叶怀心里微微激荡,他这一番话其实太鲜明,可是郑观容允许他说,他们在某些事情上有极度一致的看法。
忽然郑观容又冷笑一声,“我欲做些事情,便总有许多人不满。明知道开海禁不是坏事,就因看不惯我摄政议事,找出这样那样的理由来反驳,说是清流,其实只顾党争不顾大局!”
“还有那么一群人,说起出海,总是叱骂穷兵黩武劳民伤财,再三劝谏效仿先人垂拱之治,其实目光短浅,愚不可及!”

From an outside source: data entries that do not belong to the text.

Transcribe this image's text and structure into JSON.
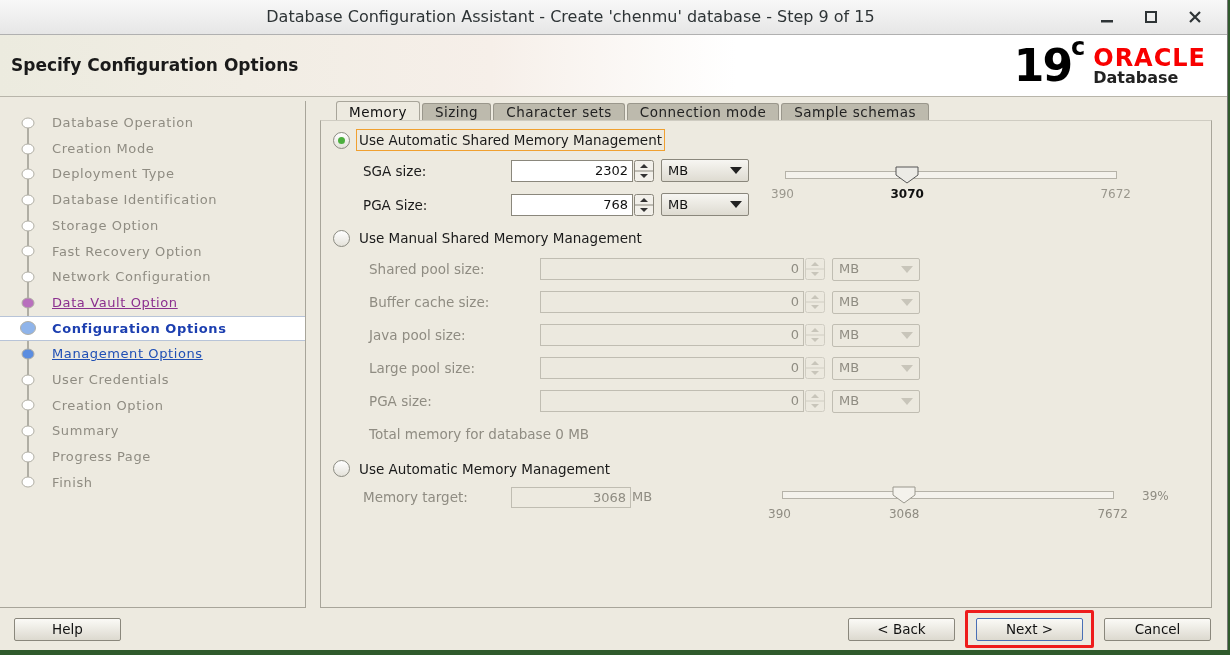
{
  "window": {
    "title": "Database Configuration Assistant - Create 'chenmu' database - Step 9 of 15"
  },
  "header": {
    "title": "Specify Configuration Options",
    "logo": {
      "version": "19",
      "superscript": "c",
      "brand": "ORACLE",
      "product": "Database"
    }
  },
  "steps": [
    {
      "label": "Database Operation",
      "disabled": true,
      "visited": false,
      "selected": false
    },
    {
      "label": "Creation Mode",
      "disabled": true,
      "visited": false,
      "selected": false
    },
    {
      "label": "Deployment Type",
      "disabled": true,
      "visited": false,
      "selected": false
    },
    {
      "label": "Database Identification",
      "disabled": true,
      "visited": false,
      "selected": false
    },
    {
      "label": "Storage Option",
      "disabled": true,
      "visited": false,
      "selected": false
    },
    {
      "label": "Fast Recovery Option",
      "disabled": true,
      "visited": false,
      "selected": false
    },
    {
      "label": "Network Configuration",
      "disabled": true,
      "visited": false,
      "selected": false
    },
    {
      "label": "Data Vault Option",
      "disabled": false,
      "visited": true,
      "selected": false
    },
    {
      "label": "Configuration Options",
      "disabled": false,
      "visited": false,
      "selected": true
    },
    {
      "label": "Management Options",
      "disabled": false,
      "visited": false,
      "selected": false
    },
    {
      "label": "User Credentials",
      "disabled": true,
      "visited": false,
      "selected": false
    },
    {
      "label": "Creation Option",
      "disabled": true,
      "visited": false,
      "selected": false
    },
    {
      "label": "Summary",
      "disabled": true,
      "visited": false,
      "selected": false
    },
    {
      "label": "Progress Page",
      "disabled": true,
      "visited": false,
      "selected": false
    },
    {
      "label": "Finish",
      "disabled": true,
      "visited": false,
      "selected": false
    }
  ],
  "tabs": [
    {
      "label": "Memory",
      "selected": true
    },
    {
      "label": "Sizing",
      "selected": false
    },
    {
      "label": "Character sets",
      "selected": false
    },
    {
      "label": "Connection mode",
      "selected": false
    },
    {
      "label": "Sample schemas",
      "selected": false
    }
  ],
  "asmm": {
    "label": "Use Automatic Shared Memory Management",
    "selected": true,
    "focused": true,
    "fields": [
      {
        "label": "SGA size:",
        "value": "2302",
        "unit": "MB",
        "disabled": false
      },
      {
        "label": "PGA Size:",
        "value": "768",
        "unit": "MB",
        "disabled": false
      }
    ],
    "slider": {
      "min": "390",
      "value": "3070",
      "max": "7672",
      "level": 0.368,
      "disabled": false
    }
  },
  "manual": {
    "label": "Use Manual Shared Memory Management",
    "selected": false,
    "focused": false,
    "fields": [
      {
        "label": "Shared pool size:",
        "value": "0",
        "unit": "MB",
        "disabled": true
      },
      {
        "label": "Buffer cache size:",
        "value": "0",
        "unit": "MB",
        "disabled": true
      },
      {
        "label": "Java pool size:",
        "value": "0",
        "unit": "MB",
        "disabled": true
      },
      {
        "label": "Large pool size:",
        "value": "0",
        "unit": "MB",
        "disabled": true
      },
      {
        "label": "PGA size:",
        "value": "0",
        "unit": "MB",
        "disabled": true
      }
    ],
    "total": "Total memory for database 0 MB"
  },
  "amm": {
    "label": "Use Automatic Memory Management",
    "selected": false,
    "focused": false,
    "field": {
      "label": "Memory target:",
      "value": "3068",
      "unit": "MB",
      "disabled": true
    },
    "slider": {
      "min": "390",
      "value": "3068",
      "max": "7672",
      "level": 0.368,
      "disabled": true,
      "percent": "39%"
    }
  },
  "footer": {
    "left": [
      {
        "label": "Help",
        "default": false,
        "highlighted": false
      }
    ],
    "right": [
      {
        "label": "< Back",
        "default": false,
        "highlighted": false
      },
      {
        "label": "Next >",
        "default": true,
        "highlighted": true
      },
      {
        "label": "Cancel",
        "default": false,
        "highlighted": false
      }
    ]
  }
}
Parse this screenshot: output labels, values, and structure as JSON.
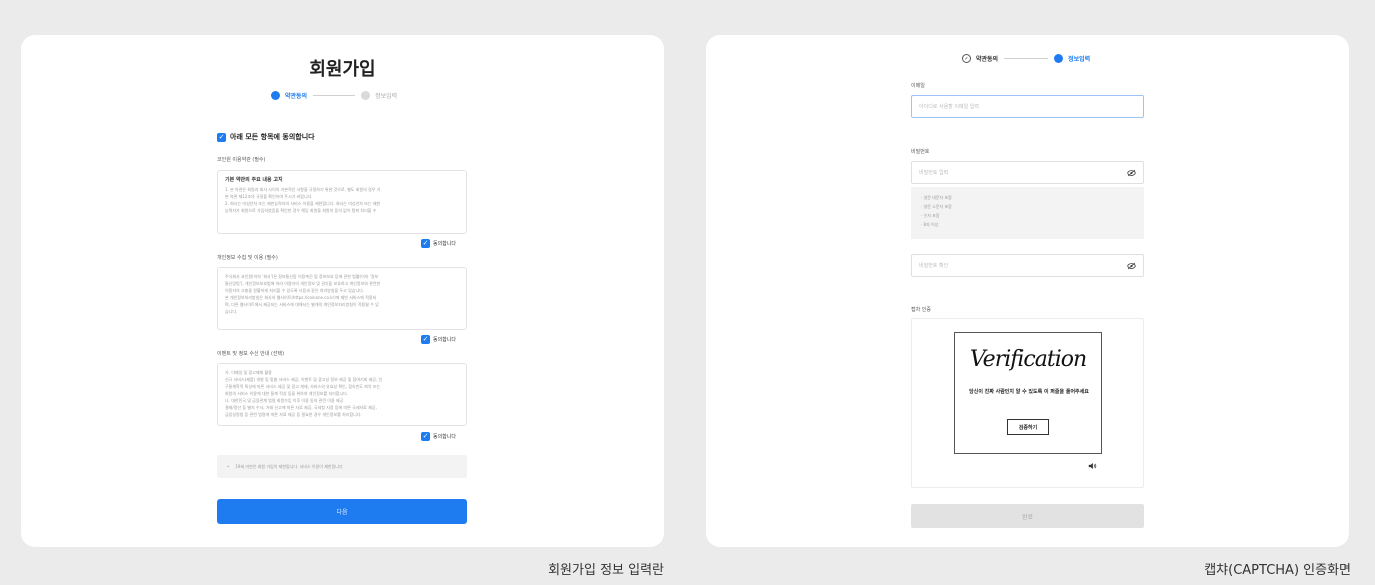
{
  "left_panel": {
    "title": "회원가입",
    "steps": [
      {
        "label": "약관동의",
        "state": "active"
      },
      {
        "label": "정보입력",
        "state": "inactive"
      }
    ],
    "agree_all": "아래 모든 항목에 동의합니다",
    "sections": [
      {
        "title": "코인원 이용약관 (필수)",
        "heading": "기본 약관의 주요 내용 고지",
        "lines": [
          "1. 본 약관은 회원과 회사 사이의 기본적인 사항을 규정하기 위한 것으로, 별도 회원의 경우 기",
          "본 약관 제12조의 규정을 확인하여 주시기 바랍니다.",
          "2. 회사는 미성년자 또는 제한능력자의 서비스 이용을 제한합니다. 회사는 미성년자 또는 제한",
          "능력자가 회원으로 가입하였음을 확인한 경우 해당 회원을 회원의 동의 없이 탈퇴 처리할 수"
        ],
        "agree": "동의합니다"
      },
      {
        "title": "개인정보 수집 및 이용 (필수)",
        "heading": "",
        "lines": [
          "주식회사 코인원(이하 '회사')은 정보통신망 이용촉진 및 정보보호 등에 관한 법률(이하 '정보",
          "통신망법'), 개인정보보호법에 따라 이용자의 개인정보 및 권익을 보호하고 개인정보와 관련한",
          "이용자의 고충을 원활하게 처리할 수 있도록 다음과 같은 처리방침을 두고 있습니다.",
          "본 개인정보처리방침은 회사의 웹사이트(https://coinone.co.kr)에 제반 서비스에 적용되",
          "며, 다른 웹사이트에서 제공되는 서비스에 대해서는 별개의 개인정보처리방침이 적용될 수 있",
          "습니다."
        ],
        "agree": "동의합니다"
      },
      {
        "title": "이벤트 및 정보 수신 안내 (선택)",
        "heading": "",
        "lines": [
          "가. 이메일 및 광고매체 활용",
          "신규 서비스(제품) 개발 및 맞춤 서비스 제공, 이벤트 및 광고성 정보 제공 및 참여기회 제공, 인",
          "구통계학적 특성에 따른 서비스 제공 및 광고 게재, 서비스의 유효성 확인, 접속빈도 파악 또는",
          "회원의 서비스 이용에 대한 통계 작성 등을 위하여 개인정보를 처리합니다.",
          "나. 대한민국 및 금융관계 법령 회원가입 이후 이용 동의 관련 이용 제공",
          "결제/정산 등 별지 수사, 거래 신고에 따른 자료 제공, 국세청 지정 등에 따른 국세자료 제공,",
          "금융실명법 등 관련 법령에 따른 자료 제공 등 필요한 경우 개인정보를 처리합니다."
        ],
        "agree": "동의합니다"
      }
    ],
    "notice": "19세 미만은 회원 가입이 제한됩니다. 서비스 이용이 제한됩니다",
    "next_label": "다음"
  },
  "right_panel": {
    "steps": [
      {
        "label": "약관동의",
        "state": "done"
      },
      {
        "label": "정보입력",
        "state": "active"
      }
    ],
    "email": {
      "label": "이메일",
      "placeholder": "아이디로 사용할 이메일 입력"
    },
    "password": {
      "label": "비밀번호",
      "placeholder": "비밀번호 입력"
    },
    "password_rules": [
      "영문 대문자 포함",
      "영문 소문자 포함",
      "숫자 포함",
      "8자 이상"
    ],
    "password_confirm": {
      "placeholder": "비밀번호 확인"
    },
    "captcha": {
      "label": "캡차 인증",
      "word": "Verification",
      "message": "당신이 진짜 사람인지 알 수 있도록 이 퍼즐을 풀어주세요",
      "verify_label": "검증하기"
    },
    "confirm_label": "완료"
  },
  "captions": {
    "left": "회원가입 정보 입력란",
    "right": "캡챠(CAPTCHA) 인증화면"
  },
  "colors": {
    "accent": "#1f7cf0",
    "background": "#ebebeb",
    "panel": "#ffffff",
    "disabled": "#e2e2e2"
  }
}
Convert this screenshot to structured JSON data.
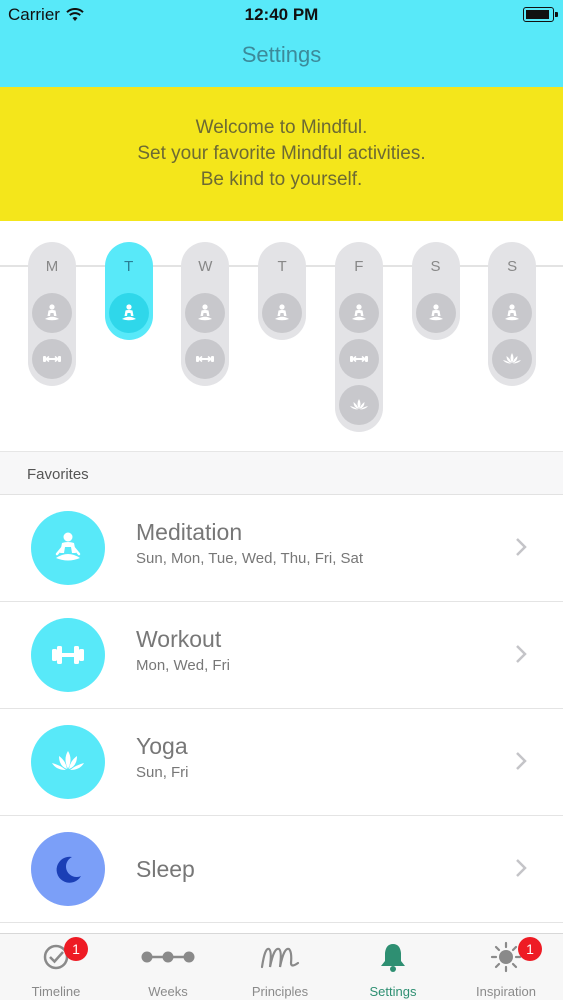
{
  "status_bar": {
    "carrier": "Carrier",
    "time": "12:40 PM",
    "battery_percent": 90
  },
  "nav": {
    "title": "Settings"
  },
  "welcome": {
    "lines": [
      "Welcome to Mindful.",
      "Set your favorite Mindful activities.",
      "Be kind to yourself."
    ],
    "background": "#f4e61b"
  },
  "week": {
    "days": [
      {
        "letter": "M",
        "active": false,
        "activities": [
          "meditation-icon",
          "workout-icon"
        ]
      },
      {
        "letter": "T",
        "active": true,
        "activities": [
          "meditation-icon"
        ]
      },
      {
        "letter": "W",
        "active": false,
        "activities": [
          "meditation-icon",
          "workout-icon"
        ]
      },
      {
        "letter": "T",
        "active": false,
        "activities": [
          "meditation-icon"
        ]
      },
      {
        "letter": "F",
        "active": false,
        "activities": [
          "meditation-icon",
          "workout-icon",
          "yoga-icon"
        ]
      },
      {
        "letter": "S",
        "active": false,
        "activities": [
          "meditation-icon"
        ]
      },
      {
        "letter": "S",
        "active": false,
        "activities": [
          "meditation-icon",
          "yoga-icon"
        ]
      }
    ]
  },
  "favorites": {
    "header": "Favorites",
    "items": [
      {
        "name": "Meditation",
        "days": "Sun, Mon, Tue, Wed, Thu, Fri, Sat",
        "icon": "meditation-icon",
        "color": "#58e9f9"
      },
      {
        "name": "Workout",
        "days": "Mon, Wed, Fri",
        "icon": "workout-icon",
        "color": "#58e9f9"
      },
      {
        "name": "Yoga",
        "days": "Sun, Fri",
        "icon": "yoga-icon",
        "color": "#58e9f9"
      },
      {
        "name": "Sleep",
        "days": "",
        "icon": "moon-icon",
        "color": "#7b9ff8"
      }
    ]
  },
  "tabbar": {
    "tabs": [
      {
        "label": "Timeline",
        "icon": "check-circle-icon",
        "badge": "1",
        "active": false
      },
      {
        "label": "Weeks",
        "icon": "dots-line-icon",
        "badge": "",
        "active": false
      },
      {
        "label": "Principles",
        "icon": "script-m-icon",
        "badge": "",
        "active": false
      },
      {
        "label": "Settings",
        "icon": "bell-icon",
        "badge": "",
        "active": true
      },
      {
        "label": "Inspiration",
        "icon": "sun-icon",
        "badge": "1",
        "active": false
      }
    ]
  },
  "colors": {
    "accent": "#58e9f9",
    "active_tab": "#2e8f72",
    "badge": "#ee1b24"
  }
}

与叶怀时常觉得同僚迂腐一样,郑观容眼里,与他共事的那些朝臣也全不得用。
他忽然拉起了叶怀的手,感叹道:“朝中如你一般的聪明人还是少数,等你来日入中书省,为我得力干将,我便轻松得多了。”
叶怀心中微动,他看向郑观容,郑观容就那样望着他,神色温和,笑意轻淡。叶怀完全看不出郑观容此时的心情,半是谨慎半是由衷地说:“我不贪求官位,只想能做更多事情。”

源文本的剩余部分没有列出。